The company is conducting ESG management and has positioned efforts aimed at safety, the environment and quality as priority issues in the Management Plan and will aim to ensure sustainability into the future.

In terms of the environment, we revised the “K” Line Environmental Vision 2050 last year, establishing greenhouse gas reduction targets exceeding those of the IMO. In order to achieve these, we are currently examining implementation plans for each business division in a project spanning the entire company. One specific move is expansion of utilizing LNG fuel. Last year, we commenced the LNG fuel supply business in the Chubu Region, and following ship management of an LNG fuel supply vessel in Singapore, we are also scheduled to complete construction of the company’s first LNG-fueled vessel this year. Testing aimed at the practical implementation of “Seawing” using wind power is also underway. Furthermore, research on next-generation fuels is also being conducted through a companywide project with the aim of halving the total amount of greenhouse gas emissions as targeted for 2050.

In terms of the aspect of safety, which is positioned as the “S” in ESG, we will strengthen safety in navigation of all vessels regardless of whether owned or chartered, and the systems for supporting this. COVID-19 has accelerated the digitalization of society, including maritime industries. In addition to expanding the use of the “K-IMS” integrated vessel operation and performance management system to chartered vessels, we will also promote the reduction of crew workloads and work style reforms through the digitalization of work on ships and research on the utilization of telecommunications technology on ships.
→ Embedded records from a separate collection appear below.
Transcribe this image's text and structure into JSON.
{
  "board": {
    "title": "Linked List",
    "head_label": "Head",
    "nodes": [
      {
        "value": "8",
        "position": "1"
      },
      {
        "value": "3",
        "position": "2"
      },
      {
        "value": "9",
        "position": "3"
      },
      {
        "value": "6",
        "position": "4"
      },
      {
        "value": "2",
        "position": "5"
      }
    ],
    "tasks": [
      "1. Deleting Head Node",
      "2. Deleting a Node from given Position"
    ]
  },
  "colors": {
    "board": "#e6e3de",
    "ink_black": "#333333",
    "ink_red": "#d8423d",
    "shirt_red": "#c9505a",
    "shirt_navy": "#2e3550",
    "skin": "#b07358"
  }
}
The stagnation of crew rotation due to COVID-19 has placed a physical and mental burden on crews and their families and brought about concerns for safety navigation associated with this. Although the situation is gradually improving, the company is working with the relevant organizations to ensure a healthy working environment and safe operation.

COVID-19 has had a significant impact on the company’s business. Meanwhile, we have been able to use the critical situation as an opportunity to fundamentally revise our business plan and make efforts to strengthen sustainability. Adversity presents us with the opportunity to change. The highly uncertain environment will continue, but we should remain responsive to change, and taking action toward the aim of being a group that contributes to the future.

In closing, I wish all of you, the members of the entire “K” Line Group and your families, good health and prosperity as we celebrate the New Year and pray that all our ships will navigate safely throughout 2021.